The sump pail is there precisely because you can't prevent water from coming in, at least under the slab. It's unclear whether your home has foundation waterproofing installed.

It's also unclear why two sumps couldn't keep up. In all but the worst scenarios, one pump should be adequate, and it should only run every few minutes at most. If you have pumps running constantly due to moderate rainfall, you have bigger concerns. Is the landscaping around your home sloped the wrong way? Does your neighborhood's topography result in heavy flow through your yard? Is your home located in a lake or pond?

I do appreciate that you thought to mention the makeup of your ceiling. That successfully conveyed the scope of your problem. Unfortunately, a sump pump won't help if the water gets that deep.
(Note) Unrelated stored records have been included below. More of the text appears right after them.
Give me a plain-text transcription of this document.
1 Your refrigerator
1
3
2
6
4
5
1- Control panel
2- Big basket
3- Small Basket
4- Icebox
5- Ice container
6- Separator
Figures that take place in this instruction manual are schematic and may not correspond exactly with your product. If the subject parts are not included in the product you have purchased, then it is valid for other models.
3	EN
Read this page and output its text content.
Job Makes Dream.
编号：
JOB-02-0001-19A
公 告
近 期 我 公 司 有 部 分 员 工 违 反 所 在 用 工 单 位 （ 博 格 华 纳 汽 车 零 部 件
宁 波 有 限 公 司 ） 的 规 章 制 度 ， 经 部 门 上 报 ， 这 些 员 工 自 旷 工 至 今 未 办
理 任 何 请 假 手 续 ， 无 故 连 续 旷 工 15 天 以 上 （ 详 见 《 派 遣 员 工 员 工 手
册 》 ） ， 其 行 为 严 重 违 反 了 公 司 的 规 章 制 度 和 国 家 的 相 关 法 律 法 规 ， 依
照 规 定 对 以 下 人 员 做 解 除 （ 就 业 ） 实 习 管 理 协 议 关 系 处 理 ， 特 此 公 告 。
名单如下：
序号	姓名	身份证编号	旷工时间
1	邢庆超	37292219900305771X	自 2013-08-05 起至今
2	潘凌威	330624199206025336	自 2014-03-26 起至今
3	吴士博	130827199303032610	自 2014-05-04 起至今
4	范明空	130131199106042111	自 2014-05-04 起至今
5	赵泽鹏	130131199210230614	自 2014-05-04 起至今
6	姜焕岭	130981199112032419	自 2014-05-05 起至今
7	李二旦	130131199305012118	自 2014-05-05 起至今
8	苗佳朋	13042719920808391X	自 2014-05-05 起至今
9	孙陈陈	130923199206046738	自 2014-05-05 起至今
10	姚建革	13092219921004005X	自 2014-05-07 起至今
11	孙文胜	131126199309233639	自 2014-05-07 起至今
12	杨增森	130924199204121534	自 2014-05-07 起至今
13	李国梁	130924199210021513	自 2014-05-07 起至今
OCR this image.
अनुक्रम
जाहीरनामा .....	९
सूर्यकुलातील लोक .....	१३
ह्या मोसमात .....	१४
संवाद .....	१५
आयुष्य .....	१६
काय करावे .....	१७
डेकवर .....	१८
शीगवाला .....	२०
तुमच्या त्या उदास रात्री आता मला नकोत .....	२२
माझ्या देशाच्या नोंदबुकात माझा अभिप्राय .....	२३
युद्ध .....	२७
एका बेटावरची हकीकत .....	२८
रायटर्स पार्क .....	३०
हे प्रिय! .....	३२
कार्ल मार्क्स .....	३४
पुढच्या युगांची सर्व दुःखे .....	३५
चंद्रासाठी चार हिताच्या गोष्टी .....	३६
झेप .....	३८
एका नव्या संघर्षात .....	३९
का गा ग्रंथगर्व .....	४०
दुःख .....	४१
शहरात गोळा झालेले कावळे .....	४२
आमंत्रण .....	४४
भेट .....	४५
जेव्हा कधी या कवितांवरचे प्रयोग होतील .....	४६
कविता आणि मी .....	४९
There is nothing you can do, short of digging a drainage channel around the entire house which goes down to the bottom of the foundation and is then drained somewhere, which obviously has to be deeper than the foundation of your house. Normally in the situation you describe that is not possible, either because no such drain exists deep enough, or because the during the rain the storm drain will be full anyway, so draining into it is pointless. Might be a good idea to move to higher ground.